A debate about racial discrimination in Missouri was started after a member of University City’s human relations commission noticed that asparagus at a local grocery store was not resting in a tray of water. David Olander was in the produce section of Schnucks when he made the discovery.
“It was just sitting there dried out,” Olander said. He then found an assistant manager and asked if the quality of the asparagus have any relationship to the store’s location in a black neighborhood? The manager’s answer: “I certainly hope not.”

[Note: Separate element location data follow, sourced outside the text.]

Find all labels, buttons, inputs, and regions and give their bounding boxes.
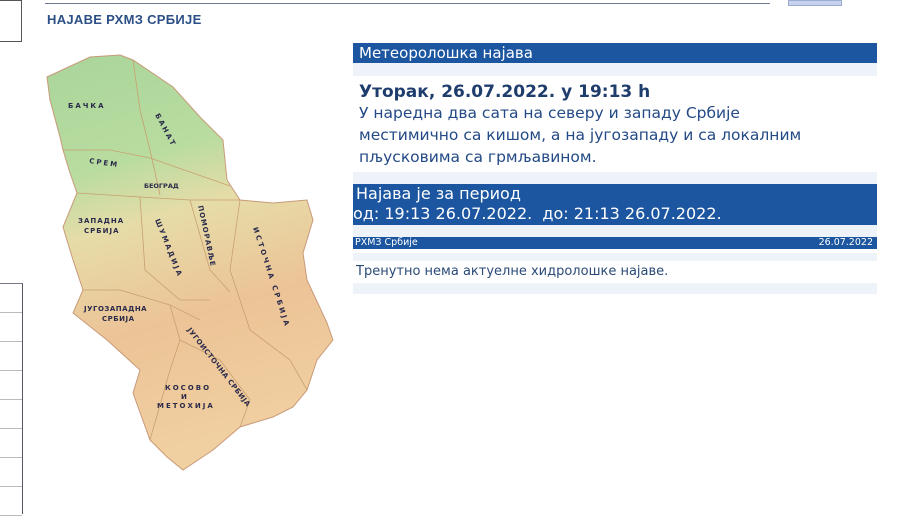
page-title: НАЈАВЕ РХМЗ СРБИЈЕ xyxy=(47,12,202,27)
forecast-date: Уторак, 26.07.2022. у 19:13 h xyxy=(359,82,651,102)
map-label-zapadna-1: ЗАПАДНА xyxy=(78,217,124,225)
top-button[interactable] xyxy=(788,0,842,6)
hydro-forecast: Тренутно нема актуелне хидролошке најаве… xyxy=(356,264,669,279)
map-label-kosovo-3: МЕТОХИЈА xyxy=(157,402,215,410)
left-row[interactable] xyxy=(0,342,22,371)
forecast-text-line: У наредна два сата на северу и западу Ср… xyxy=(359,104,740,122)
spacer xyxy=(353,225,877,237)
spacer xyxy=(353,63,877,76)
map-label-zapadna-2: СРБИЈА xyxy=(84,227,119,235)
spacer xyxy=(353,283,877,294)
source-name: РХМЗ Србије xyxy=(355,237,418,248)
forecast-text-line: пљусковима са грмљавином. xyxy=(359,148,597,166)
period-label: Најава је за период xyxy=(356,184,521,203)
map-label-beograd: БЕОГРАД xyxy=(144,182,179,190)
spacer xyxy=(353,253,877,261)
source-date: 26.07.2022 xyxy=(818,237,873,248)
map-label-backa: БАЧКА xyxy=(68,102,106,110)
left-frame xyxy=(0,0,22,42)
forecast-text-line: местимично са кишом, а на југозападу и с… xyxy=(359,126,802,144)
left-row[interactable] xyxy=(0,313,22,342)
forecast-heading: Метеоролошка најава xyxy=(353,43,877,63)
period-range: од: 19:13 26.07.2022. до: 21:13 26.07.20… xyxy=(353,204,722,223)
top-divider xyxy=(45,0,770,4)
left-row[interactable] xyxy=(0,458,22,487)
left-row[interactable] xyxy=(0,371,22,400)
serbia-regions-map[interactable]: БАЧКА БАНАТ СРЕМ БЕОГРАД ЗАПАДНА СРБИЈА … xyxy=(0,0,345,513)
region-borders xyxy=(63,59,308,441)
spacer xyxy=(353,172,877,184)
forecast-period: Најава је за период од: 19:13 26.07.2022… xyxy=(353,184,877,225)
map-label-jugozapadna-2: СРБИЈА xyxy=(102,315,135,323)
left-row[interactable] xyxy=(0,429,22,458)
left-row[interactable] xyxy=(0,284,22,313)
forecast-panel: Метеоролошка најава Уторак, 26.07.2022. … xyxy=(353,43,877,294)
map-label-jugozapadna-1: ЈУГОЗАПАДНА xyxy=(83,305,147,313)
source-bar: РХМЗ Србије 26.07.2022 xyxy=(353,237,877,249)
forecast-text: У наредна два сата на северу и западу Ср… xyxy=(353,102,877,168)
left-row[interactable] xyxy=(0,400,22,429)
map-label-kosovo-2: И xyxy=(181,393,189,401)
serbia-outline xyxy=(46,54,334,471)
map-label-kosovo-1: КОСОВО xyxy=(165,384,211,392)
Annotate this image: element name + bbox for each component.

Olander then wrote a letter to Schnucks CEO Scott Schnuck that seemed to allege that the St. Louis area’s largest grocery chain was discriminating against minority communities. The letter led to a meeting between Olander, three Schnucks representatives and other prominent community members.
During the meeting, Olander levied numerous other complaints against the store including litter, cleanliness, warm food coolers and out-of-date items being sold, according to the St. Louis Post-Dispatch. Olander left the meeting feeling as if he had gotten his point across.
“My sense is that Schnucks is showing good faith in this matter,” he said.
The store is denying that they prioritize caring for stores that are in upscale neighborhoods at the expense of other locations.
“Schnucks does not discriminate on any level,” said spokeswoman Lori Willis. She said complaints about warm food coolers and out-of-date products were never proved and declined to say what improvements, if any, the store had implemented. Willis admitted that stores in the suburbs might be nicer, but that’s because they are newer.
“That meeting was the first we had heard of these concerns,” Willis said. “The University City Schnucks is a clean store. It’s just not a brand-new facility.”
According to Willis, on the day that Olander made his asparagus discovery, the tray of water in which the vegetable sat had simply tipped over. She says that asparagus is displayed in the same way at all Schnucks locations.